The war displaced roughly four million people and produced famine conditions in parts of the country. The settlement sits atop unresolved contests over the character of the state, control of oil revenues, and the relationship between national elites and communal armed mobilisation.

Parties

  • Government of South Sudan (SPLM-IG)
  • SPLM/A-In Opposition (SPLM/A-IO)
  • South Sudan Opposition Alliance (SSOA)
  • Former Detainees (FDs)
  • Other Political Parties (OPP)

Mediators & Guarantors

  • · IGAD
  • · African Union
  • · IGAD member states
  • · United Nations
  • · Troika (United States, United Kingdom, Norway)

Key Provisions

Reconstitution of a Revitalized Transitional Government of National Unity (R-TGoNU) with Kiir as President and Machar as First Vice-President
Cantonment, unification and retraining of forces into Necessary Unified Forces (NUF)
Permanent constitution-making process ahead of national elections
Wealth-sharing and public financial management reforms, including oil revenue transparency
Hybrid Court for South Sudan, Commission for Truth, Reconciliation and Healing, and reparations authority (Chapter V)
Reversion to and later renegotiation of states and boundaries

Implementation

As of the latest CRCA review (Q1 2026), the agreement survives formally but its power-sharing core is gravely weakened following the March 2025 house arrest of the First Vice-President and renewed SSPDF–White Army clashes in Upper Nile.

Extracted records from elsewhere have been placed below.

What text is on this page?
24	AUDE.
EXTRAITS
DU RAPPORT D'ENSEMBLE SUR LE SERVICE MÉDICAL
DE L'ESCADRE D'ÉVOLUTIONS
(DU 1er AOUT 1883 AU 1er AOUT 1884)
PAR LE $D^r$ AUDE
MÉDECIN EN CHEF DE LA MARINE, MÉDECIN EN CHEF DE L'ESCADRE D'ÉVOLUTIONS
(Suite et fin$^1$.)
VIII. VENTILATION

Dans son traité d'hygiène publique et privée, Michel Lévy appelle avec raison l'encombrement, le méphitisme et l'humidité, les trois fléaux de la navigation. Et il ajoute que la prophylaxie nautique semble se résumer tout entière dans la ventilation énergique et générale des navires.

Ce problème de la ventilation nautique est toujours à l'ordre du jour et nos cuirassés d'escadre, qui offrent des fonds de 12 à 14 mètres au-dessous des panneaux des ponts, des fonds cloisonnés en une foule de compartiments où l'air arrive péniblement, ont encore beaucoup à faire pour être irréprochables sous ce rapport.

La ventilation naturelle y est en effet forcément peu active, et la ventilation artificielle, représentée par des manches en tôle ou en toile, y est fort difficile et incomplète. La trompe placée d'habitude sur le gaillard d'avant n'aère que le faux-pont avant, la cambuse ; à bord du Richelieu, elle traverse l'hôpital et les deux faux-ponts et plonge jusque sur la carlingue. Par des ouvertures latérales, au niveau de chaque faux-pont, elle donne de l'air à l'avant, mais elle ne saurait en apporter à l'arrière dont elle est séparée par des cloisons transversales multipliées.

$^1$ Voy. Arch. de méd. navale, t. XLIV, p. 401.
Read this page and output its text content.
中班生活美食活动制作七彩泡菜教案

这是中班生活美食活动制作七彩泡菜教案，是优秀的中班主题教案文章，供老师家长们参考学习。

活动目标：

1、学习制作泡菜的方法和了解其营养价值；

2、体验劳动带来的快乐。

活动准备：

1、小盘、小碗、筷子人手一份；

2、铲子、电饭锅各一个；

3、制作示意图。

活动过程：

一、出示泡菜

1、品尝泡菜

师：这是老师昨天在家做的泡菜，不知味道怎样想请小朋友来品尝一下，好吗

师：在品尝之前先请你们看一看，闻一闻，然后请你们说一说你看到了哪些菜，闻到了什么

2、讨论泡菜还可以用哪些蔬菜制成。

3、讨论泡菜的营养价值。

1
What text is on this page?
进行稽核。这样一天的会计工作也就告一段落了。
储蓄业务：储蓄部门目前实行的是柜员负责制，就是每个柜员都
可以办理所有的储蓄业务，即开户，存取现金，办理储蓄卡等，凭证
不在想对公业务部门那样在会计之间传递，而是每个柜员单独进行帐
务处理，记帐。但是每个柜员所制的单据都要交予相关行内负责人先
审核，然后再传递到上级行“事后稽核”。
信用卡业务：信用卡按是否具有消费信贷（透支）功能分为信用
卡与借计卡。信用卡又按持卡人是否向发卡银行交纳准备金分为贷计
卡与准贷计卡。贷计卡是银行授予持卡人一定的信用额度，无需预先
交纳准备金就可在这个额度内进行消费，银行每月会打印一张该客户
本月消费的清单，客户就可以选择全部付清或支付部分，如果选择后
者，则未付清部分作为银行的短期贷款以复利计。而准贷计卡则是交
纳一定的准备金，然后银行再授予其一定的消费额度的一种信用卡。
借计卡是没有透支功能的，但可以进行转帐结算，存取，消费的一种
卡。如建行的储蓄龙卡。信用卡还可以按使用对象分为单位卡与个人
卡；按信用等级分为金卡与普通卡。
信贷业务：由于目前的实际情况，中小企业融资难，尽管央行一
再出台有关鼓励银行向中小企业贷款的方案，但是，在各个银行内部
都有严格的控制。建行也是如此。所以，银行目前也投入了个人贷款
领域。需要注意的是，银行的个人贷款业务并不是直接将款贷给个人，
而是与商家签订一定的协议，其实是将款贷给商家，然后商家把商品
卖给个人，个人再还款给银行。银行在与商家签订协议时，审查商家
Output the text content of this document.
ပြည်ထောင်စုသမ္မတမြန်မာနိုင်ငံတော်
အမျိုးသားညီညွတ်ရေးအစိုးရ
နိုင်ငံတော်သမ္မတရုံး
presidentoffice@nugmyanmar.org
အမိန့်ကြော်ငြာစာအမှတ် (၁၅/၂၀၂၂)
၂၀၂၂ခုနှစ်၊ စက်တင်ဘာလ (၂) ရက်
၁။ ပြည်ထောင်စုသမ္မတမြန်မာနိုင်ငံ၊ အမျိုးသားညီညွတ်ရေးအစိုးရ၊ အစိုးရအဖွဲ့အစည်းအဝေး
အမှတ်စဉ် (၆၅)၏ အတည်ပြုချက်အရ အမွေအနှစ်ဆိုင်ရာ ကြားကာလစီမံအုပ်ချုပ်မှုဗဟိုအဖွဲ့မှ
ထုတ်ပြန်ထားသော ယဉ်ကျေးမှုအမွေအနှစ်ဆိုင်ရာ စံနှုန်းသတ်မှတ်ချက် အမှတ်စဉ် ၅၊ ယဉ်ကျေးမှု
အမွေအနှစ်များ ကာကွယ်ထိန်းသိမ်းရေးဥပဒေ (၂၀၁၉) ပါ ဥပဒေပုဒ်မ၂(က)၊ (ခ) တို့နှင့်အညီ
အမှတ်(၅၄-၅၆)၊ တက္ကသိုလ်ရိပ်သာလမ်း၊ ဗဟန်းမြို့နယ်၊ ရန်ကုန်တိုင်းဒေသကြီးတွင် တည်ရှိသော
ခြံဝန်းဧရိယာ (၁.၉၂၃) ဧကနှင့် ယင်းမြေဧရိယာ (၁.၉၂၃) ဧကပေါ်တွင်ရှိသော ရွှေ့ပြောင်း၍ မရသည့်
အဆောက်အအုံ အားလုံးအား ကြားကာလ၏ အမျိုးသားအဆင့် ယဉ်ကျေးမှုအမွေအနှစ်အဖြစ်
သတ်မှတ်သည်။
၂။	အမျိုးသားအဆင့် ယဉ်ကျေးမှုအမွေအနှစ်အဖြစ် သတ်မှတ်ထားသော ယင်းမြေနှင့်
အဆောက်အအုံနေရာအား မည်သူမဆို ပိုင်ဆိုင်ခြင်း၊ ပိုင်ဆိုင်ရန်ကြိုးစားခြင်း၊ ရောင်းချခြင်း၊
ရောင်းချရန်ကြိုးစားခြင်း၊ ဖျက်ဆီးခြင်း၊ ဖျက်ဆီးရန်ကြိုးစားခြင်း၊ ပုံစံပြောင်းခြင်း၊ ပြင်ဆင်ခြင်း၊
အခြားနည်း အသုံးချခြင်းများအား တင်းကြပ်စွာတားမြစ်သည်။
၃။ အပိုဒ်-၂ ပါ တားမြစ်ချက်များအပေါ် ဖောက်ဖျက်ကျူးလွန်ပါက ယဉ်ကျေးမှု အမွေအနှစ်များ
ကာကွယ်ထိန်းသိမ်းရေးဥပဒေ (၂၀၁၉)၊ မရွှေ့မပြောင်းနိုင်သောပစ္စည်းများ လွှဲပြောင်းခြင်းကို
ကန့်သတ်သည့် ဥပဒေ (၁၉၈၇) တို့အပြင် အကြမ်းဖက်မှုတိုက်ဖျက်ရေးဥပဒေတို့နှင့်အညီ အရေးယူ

Elections remain notionally scheduled for December 2026.

Timeline

  1. 2018-09-12
    Signed in Addis Ababa under IGAD auspices
  2. 2020-02-22
    R-TGoNU formed; Machar sworn in as First Vice-President
  3. 2022-08-04
    Parties adopt a Roadmap extending the transition by 24 months
  4. 2024-09
    Transition extended again; elections deferred to December 2026
  5. 2025-03
    Machar placed under house arrest; SPLM-IO suspended from key mechanisms; agreement under severe strain

Challenges

  • Chronic delays in security arrangements — unified forces only partially graduated and largely undeployed
  • Elite bargaining crowding out Chapter V transitional justice, which remains unimplemented
  • Escalation in Upper Nile and the 2025 detention of Machar hollowing out the power-sharing core
  • Fiscal opacity and oil-revenue contestation undermining wealth-sharing provisions
  • Spillover pressure from the war in Sudan since April 2023

Outcomes

  • Ended large-scale nationwide hostilities between the principal signatories after 2018
  • Restored a functioning, if fractious, unity government in 2020
  • Kept a recognised constitutional and electoral roadmap on the table

Lessons

  • Power-sharing without parallel security-sector integration reproduces the conditions of relapse
  • Guarantor leverage decays quickly once a unity government is seated; benchmarked conditionality is needed across the whole transition
  • Excluding communal armed actors from national settlements displaces rather than ends violence

Related CRCA Resources

References

  • IGAD (2018). Revitalized Agreement on the Resolution of the Conflict in the Republic of South Sudan. Addis Ababa.
  • Reports of the UN Secretary-General on South Sudan, S/2019–S/2026 series.
  • RJMEC quarterly reports on the status of R-ARCSS implementation.